Paris at Easter

Paris at Easter

Dawn, and we were up early to get to Notre Dame cathedral. Security was fairly tight, with bag searches before entering the cathedral square. Being early, we were able to get through quickly. With about an hour to go before the Gregorian mass, we perambulated slowly around the interior while the early mass was on.

Time to light a couple of candles for those we have left behind, before finding a seat.

The enormous cathedral filled quickly with probably about 2000 people. It was a little disturbing to see the ‘beware of pickpockets’ signs – but yes even inside the cathedral, and even during mass there are those who seek to take advantage of a crowd.

The music and ceremony were deeply moving. We were immersed in divine singing and bathed in the light from the stained glass windows. Everywhere wisps of incense caught the light creating shafts of colour.

On a previous stay we rented an apartment in the Marais district on the street that was built to house the workers and artisans who created the stained glass back in the C12th-C13th.

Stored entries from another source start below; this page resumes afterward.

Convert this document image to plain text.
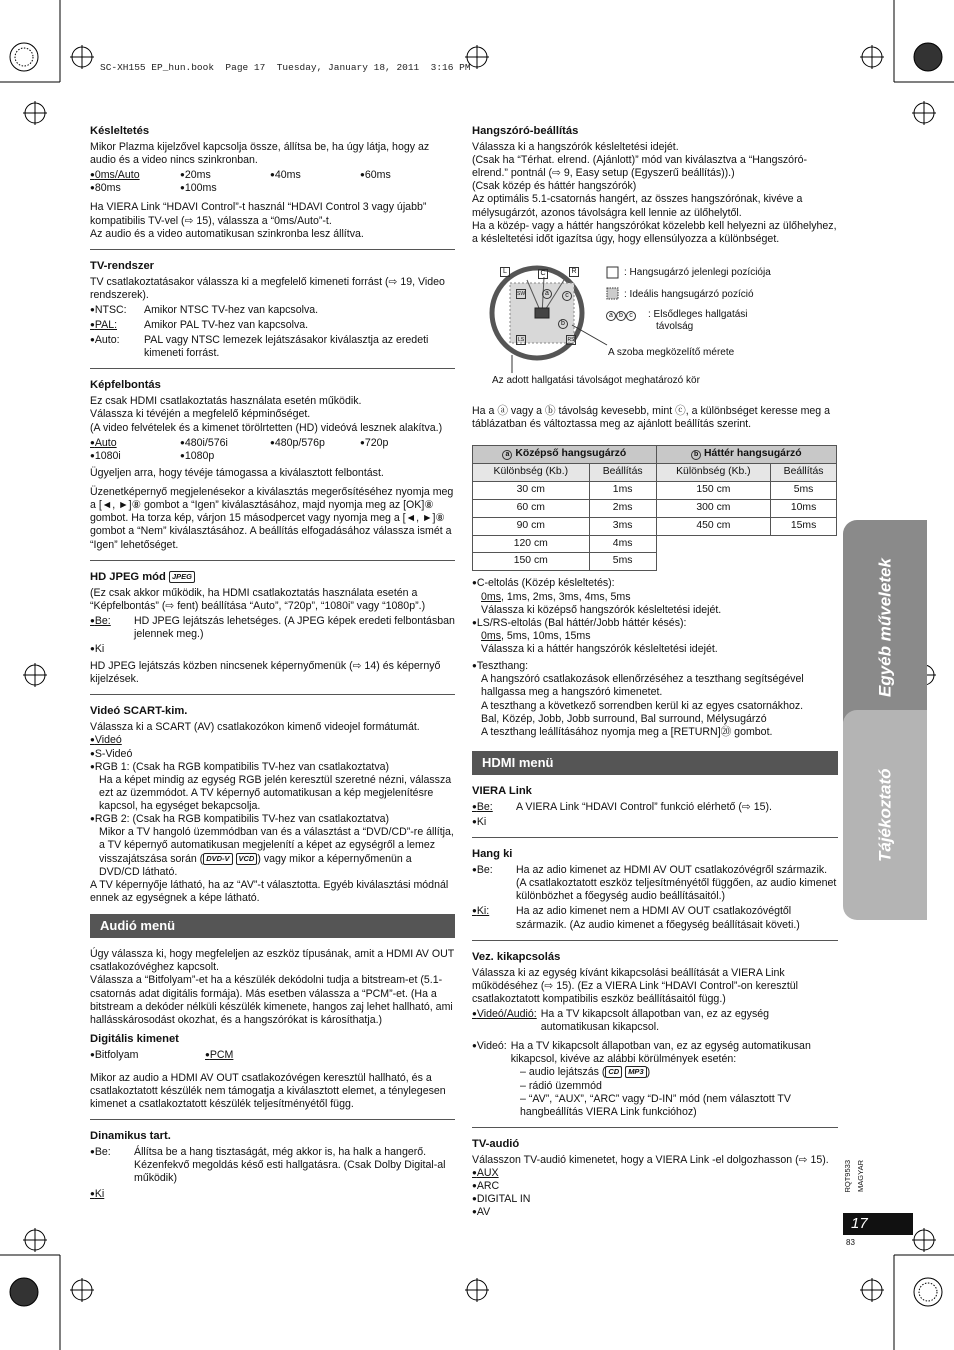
SC-XH155 EP_hun.book  Page 17  Tuesday, January 18, 2011  3:16 PM
Késleltetés

Mikor Plazma kijelzővel kapcsolja össze, állítsa be, ha úgy látja, hogy az audio és a video nincs szinkronban.

● 0ms/Auto	● 20ms	● 40ms	● 60ms
● 80ms	● 100ms

Ha VIERA Link “HDAVI Control”-t használ “HDAVI Control 3 vagy újabb” kompatibilis TV-vel (⇨ 15), válassza a “0ms/Auto”-t.

Az audio és a video automatikusan szinkronba lesz állítva.

TV-rendszer

TV csatlakoztatásakor válassza ki a megfelelő kimeneti forrást (⇨ 19, Video rendszerek).

● NTSC:	Amikor NTSC TV-hez van kapcsolva.
● PAL:	Amikor PAL TV-hez van kapcsolva.
● Auto:	PAL vagy NTSC lemezek lejátszásakor kiválasztja az eredeti kimeneti forrást.
Képfelbontás

Ez csak HDMI csatlakoztatás használata esetén működik.

Válassza ki tévéjén a megfelelő képminőséget.

(A video felvételek és a kimenet törölrtetten (HD) videóvá lesznek alakítva.)

● Auto	● 480i/576i	● 480p/576p	● 720p
● 1080i	● 1080p

Ügyeljen arra, hogy tévéje támogassa a kiválasztott felbontást.

Üzenetképernyő megjelenésekor a kiválasztás megerősítéséhez nyomja meg a [◄, ►]⑧ gombot a “Igen” kiválasztásához, majd nyomja meg az [OK]⑧ gombot. Ha torza kép, várjon 15 másodpercet vagy nyomja meg a [◄, ►]⑧ gombot a “Nem” kiválasztásához. A beállítás elfogadásához válassza ismét a “Igen” lehetőséget.

HD JPEG mód JPEG

(Ez csak akkor működik, ha HDMI csatlakoztatás használata esetén a “Képfelbontás” (⇨ fent) beállítása “Auto”, “720p”, “1080i” vagy “1080p”.)

● Be:	HD JPEG lejátszás lehetséges. (A JPEG képek eredeti felbontásban jelennek meg.)
● Ki

HD JPEG lejátszás közben nincsenek képernyőmenük (⇨ 14) és képernyő kijelzések.

Videó SCART-kim.

Válassza ki a SCART (AV) csatlakozókon kimenő videojel formátumát.

● Videó

● S-Videó

● RGB 1: (Csak ha RGB kompatibilis TV-hez van csatlakoztatva)

Ha a képet mindig az egység RGB jelén keresztül szeretné nézni, válassza ezt az üzemmódot. A TV képernyő automatikusan a kép megjelenítésre kapcsol, ha egységet bekapcsolja.

● RGB 2: (Csak ha RGB kompatibilis TV-hez van csatlakoztatva)

Mikor a TV hangoló üzemmódban van és a választást a “DVD/CD”-re állítja, a TV képernyő automatikusan megjelenítí a képet az egységről a lemez visszajátszása során ( DVD-V VCD ) vagy mikor a képernyőmenün a DVD/CD látható.

A TV képernyője látható, ha az “AV”-t választotta. Egyéb kiválasztási módnál ennek az egységnek a képe látható.

Audió menü

Úgy válassza ki, hogy megfeleljen az eszköz típusának, amit a HDMI AV OUT csatlakozóvéghez kapcsolt.

Válassza a “Bitfolyam”-et ha a készülék dekódolni tudja a bitstream-et (5.1-csatornás adat digitális formája). Más esetben válassza a “PCM”-et. (Ha a bitstream a dekóder nélküli készülék kimenete, hangos zaj lehet hallható, ami hallásskárosodást okozhat, és a hangszórókat is károsíthatja.)

Digitális kimenet
● Bitfolyam	● PCM

Mikor az audio a HDMI AV OUT csatlakozóvégen keresztül hallható, és a csatlakoztatott készülék nem támogatja a kiválasztott elemet, a ténylegesen kimenet a csatlakoztatott készülék teljesítményétől függ.

Dinamikus tart.
● Be:	Állítsa be a hang tisztaságát, még akkor is, ha halk a hangerő. Kézenfekvő megoldás késő esti hallgatásra. (Csak Dolby Digital-al működik)
● Ki
Hangszóró-beállítás

Válassza ki a hangszórók késleltetési idejét.

(Csak ha “Térhat. elrend. (Ajánlott)” mód van kiválasztva a “Hangszóró-elrend.” pontnál (⇨ 9, Easy setup (Egyszerű beállítás)).)

(Csak közép és háttér hangszórók)

Az optimális 5.1-csatornás hangért, az összes hangszórónak, kivéve a mélysugárzót, azonos távolságra kell lennie az ülőhelytől.

Ha a közép- vagy a háttér hangszórókat közelebb kell helyezni az ülőhelyhez, a késleltetési időt igazítsa úgy, hogy ellensúlyozza a különbséget.

L	C	R
SW
LS	RS
a
b
c
: Hangsugárzó jelenlegi pozíciója
: Ideális hangsugárzó pozíció
a b c	: Elsődleges hallgatási
távolság
A szoba megközelítő mérete
Az adott hallgatási távolságot meghatározó kör

Ha a ⓐ vagy a ⓑ távolság kevesebb, mint ⓒ, a különbséget keresse meg a táblázatban és változtassa meg az ajánlott beállítás szerint.

a Középső hangsugárzó		b Háttér hangsugárzó	
Különbség (Kb.)	Beállítás	Különbség (Kb.)	Beállítás
30 cm	1ms	150 cm	5ms
60 cm	2ms	300 cm	10ms
90 cm	3ms	450 cm	15ms
120 cm	4ms		
150 cm	5ms		

● C-eltolás (Közép késleltetés):

0ms, 1ms, 2ms, 3ms, 4ms, 5ms

Válassza ki középső hangszórók késleltetési idejét.

● LS/RS-eltolás (Bal háttér/Jobb háttér késés):

0ms, 5ms, 10ms, 15ms

Válassza ki a háttér hangszórók késleltetési idejét.

● Teszthang:

A hangszóró csatlakozások ellenőrzéséhez a teszthang segítségével hallgassa meg a hangszóró kimenetet.

A teszthang a következő sorrendben kerül ki az egyes csatornákhoz.

Bal, Közép, Jobb, Jobb surround, Bal surround, Mélysugárzó

A teszthang leállításához nyomja meg a [RETURN]⑳ gombot.

HDMI menü
VIERA Link
● Be:	A VIERA Link “HDAVI Control” funkció elérhető (⇨ 15).
● Ki
Hang ki
● Be:	Ha az adio kimenet az HDMI AV OUT csatlakozóvégről származik. (A csatlakoztatott eszköz teljesítményétől függően, az audio kimenet különbözhet a főegység audio beállításaitól.)
● Ki:	Ha az adio kimenet nem a HDMI AV OUT csatlakozóvégtől származik. (Az audio kimenet a főegység beállításait követi.)
Vez. kikapcsolás

Válassza ki az egység kívánt kikapcsolási beállítását a VIERA Link működéséhez (⇨ 15). (Ez a VIERA Link “HDAVI Control”-on keresztül csatlakoztatott kompatibilis eszköz beállításaitól függ.)

● Videó/Audió: Ha a TV kikapcsolt állapotban van, ez az egység automatikusan kikapcsol.
● Videó: Ha a TV kikapcsolt állapotban van, ez az egység automatikusan kikapcsol, kivéve az alábbi körülmények esetén:

– audio lejátszás ( CD MP3 )

– rádió üzemmód

– “AV”, “AUX”, “ARC” vagy “D-IN” mód (nem választott TV hangbeállítás VIERA Link funkcióhoz)

TV-audió

Válasszon TV-audió kimenetet, hogy a VIERA Link -el dolgozhasson (⇨ 15).

● AUX

● ARC

● DIGITAL IN

● AV

Egyéb műveletek
Tájékoztató
RQT9533 MAGYAR
17
83
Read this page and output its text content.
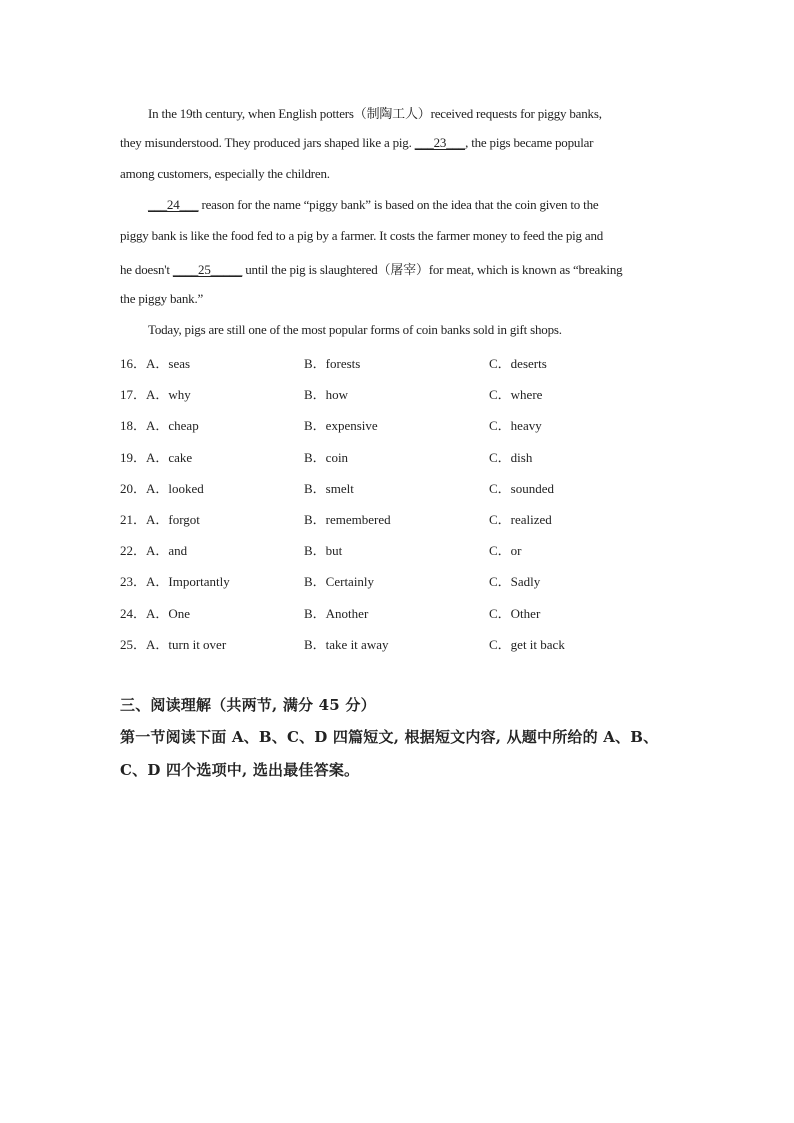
In the 19th century, when English potters（制陶工人）received requests for piggy banks,
they misunderstood. They produced jars shaped like a pig. ___23___, the pigs became popular
among customers, especially the children.
___24___ reason for the name “piggy bank” is based on the idea that the coin given to the
piggy bank is like the food fed to a pig by a farmer. It costs the farmer money to feed the pig and
he doesn't ____25_____ until the pig is slaughtered（屠宰）for meat, which is known as “breaking
the piggy bank.”
Today, pigs are still one of the most popular forms of coin banks sold in gift shops.
16．A．seas	B．forests	C．deserts
17．A．why	B．how	C．where
18．A．cheap	B．expensive	C．heavy
19．A．cake	B．coin	C．dish
20．A．looked	B．smelt	C．sounded
21．A．forgot	B．remembered	C．realized
22．A．and	B．but	C．or
23．A．Importantly	B．Certainly	C．Sadly
24．A．One	B．Another	C．Other
25．A．turn it over	B．take it away	C．get it back
三、阅读理解（共两节, 满分 45 分）
第一节阅读下面 A、B、C、D 四篇短文, 根据短文内容, 从题中所给的 A、B、
C、D 四个选项中, 选出最佳答案。
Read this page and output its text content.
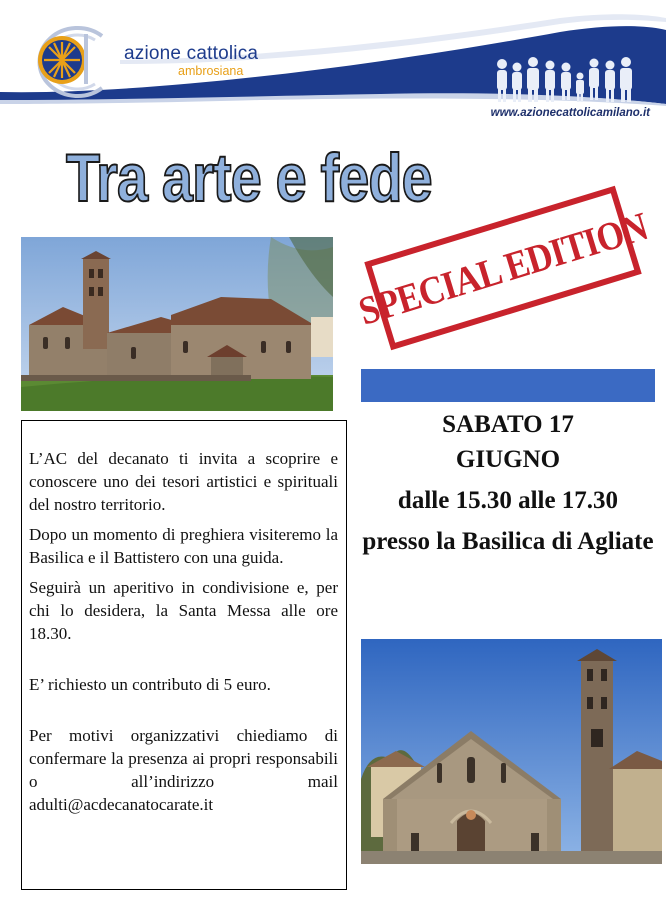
azione cattolica
ambrosiana
www.azionecattolicamilano.it
Tra arte e fede
SPECIAL EDITION
SABATO 17
GIUGNO
dalle 15.30 alle 17.30
presso la Basilica di Agliate

L’AC del decanato ti invita a scoprire e conoscere uno dei tesori artistici e spirituali del nostro territorio.

Dopo un momento di preghiera visiteremo la Basilica e il Battistero con una guida.

Seguirà un aperitivo in condivisione e, per chi lo desidera, la Santa Messa alle ore 18.30.

E’ richiesto un contributo di 5 euro.

Per motivi organizzativi chiediamo di confermare la presenza ai propri responsabili o all’indirizzo mail adulti@acdecanatocarate.it
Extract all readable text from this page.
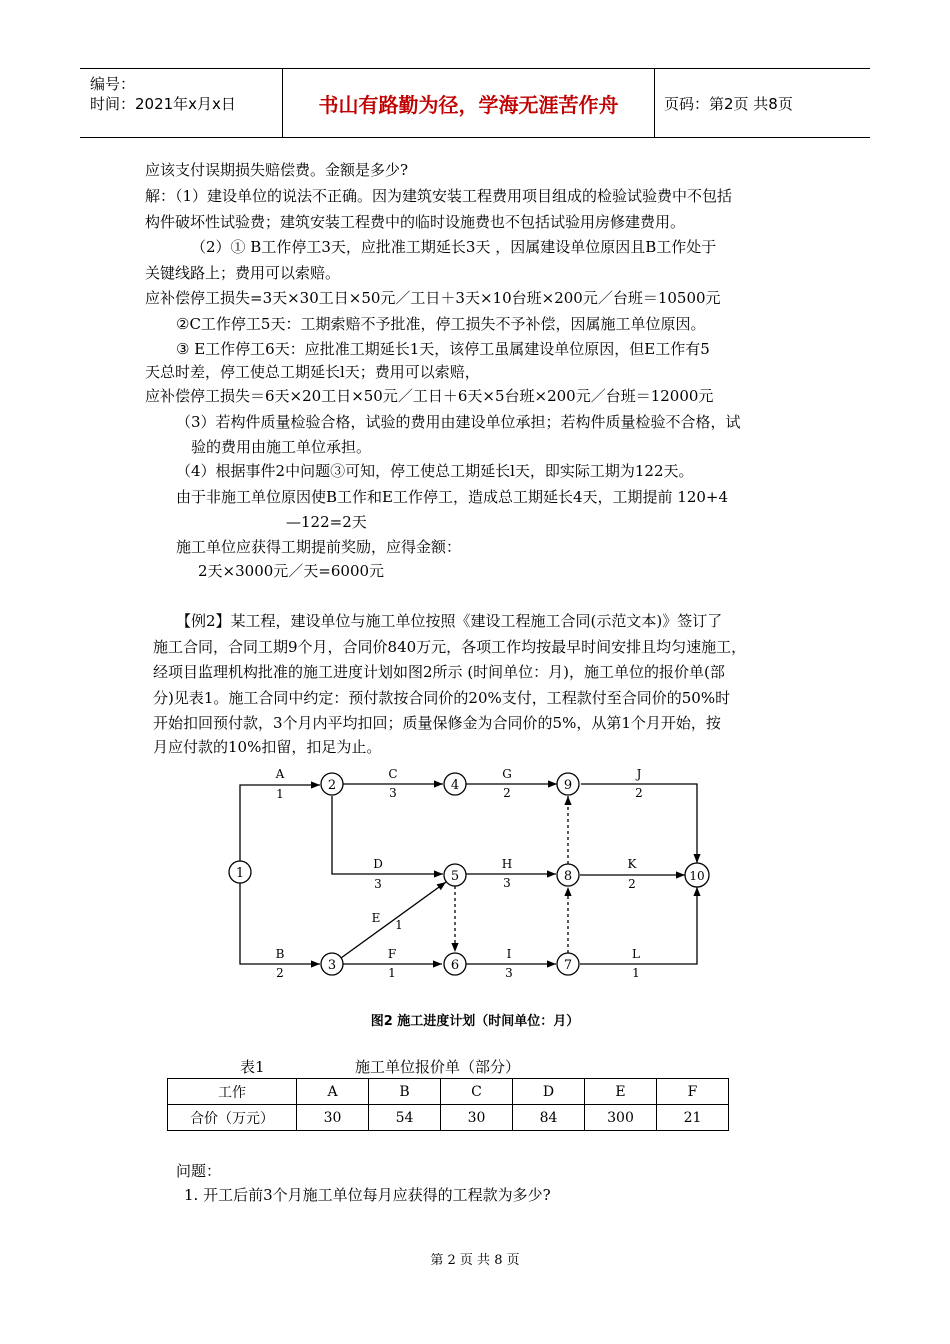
编号：
时间：2021年x月x日	书山有路勤为径，学海无涯苦作舟	页码：第2页 共8页
应该支付误期损失赔偿费。金额是多少?
解：（1）建设单位的说法不正确。因为建筑安装工程费用项目组成的检验试验费中不包括
构件破坏性试验费；建筑安装工程费中的临时设施费也不包括试验用房修建费用。
（2）① B工作停工3天，应批准工期延长3天 ，因属建设单位原因且B工作处于
关键线路上；费用可以索赔。
应补偿停工损失=3天×30工日×50元／工日＋3天×10台班×200元／台班＝10500元
②C工作停工5天：工期索赔不予批准，停工损失不予补偿，因属施工单位原因。
③ E工作停工6天：应批准工期延长1天，该停工虽属建设单位原因，但E工作有5
天总时差，停工使总工期延长l天；费用可以索赔，
应补偿停工损失＝6天×20工日×50元／工日＋6天×5台班×200元／台班＝12000元
（3）若构件质量检验合格，试验的费用由建设单位承担；若构件质量检验不合格，试
验的费用由施工单位承担。
（4）根据事件2中问题③可知，停工使总工期延长l天，即实际工期为122天。
由于非施工单位原因使B工作和E工作停工，造成总工期延长4天，工期提前 120+4
—122=2天
施工单位应获得工期提前奖励，应得金额：
2天×3000元／天=6000元
【例2】某工程，建设单位与施工单位按照《建设工程施工合同(示范文本)》签订了
施工合同，合同工期9个月，合同价840万元，各项工作均按最早时间安排且均匀速施工，
经项目监理机构批准的施工进度计划如图2所示 (时间单位：月)，施工单位的报价单(部
分)见表1。施工合同中约定：预付款按合同价的20%支付，工程款付至合同价的50%时
开始扣回预付款，3个月内平均扣回；质量保修金为合同价的5%，从第1个月开始，按
月应付款的10%扣留，扣足为止。
1
2
3
4
5
6	7
8
9
10
A
1
B
2
C
3
D
3
E 1
F
1
G
2
H
3
I
3
J
2
K
2
L
1
图2 施工进度计划（时间单位：月）
表1	施工单位报价单（部分）
工作	A	B	C	D	E	F
合价（万元）	30	54	30	84	300	21
问题：
1. 开工后前3个月施工单位每月应获得的工程款为多少?
第 2 页 共 8 页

Musée Delacroix is just around the corner, so we headed up to check it out. He was a very expressive painter and a leader in the French Romantic movement. His loose brushwork and vibrant use of colour pre-figured the impressionists that came a generation later. It is a small apartment with adjoining studio and garden, and well worth an hour or so. It was interesting to see how he set up a scene with people dressed in exotic Moroccan dress and invited his fellow painters over to tackle the scene in paint. There are photos too of these scenes. To see artists like this use the latest in technology to enhance their art was well worthwhile.

When photography came along, there were real questions about the role of painters now that accurate images could be captured by camera in minutes, rather than captured over days and even months in the case of oils. From this tension -known as the ‘crisis of representation’ – came a rethinking of the role of art to capture the emotional and inner psychological reality, rather than just painting a scene or portrait. Painting and drawing is still a way of looking at and perceiving the world.

We walked up to the Tuileries gardens in the afternoon to sketch the Musée du Louvre. As the weather closed in we called it quits with the under-drawing done, to be inked later and toned in with aquarelle graphite.

It was time for dinner in the Latin quarter once again.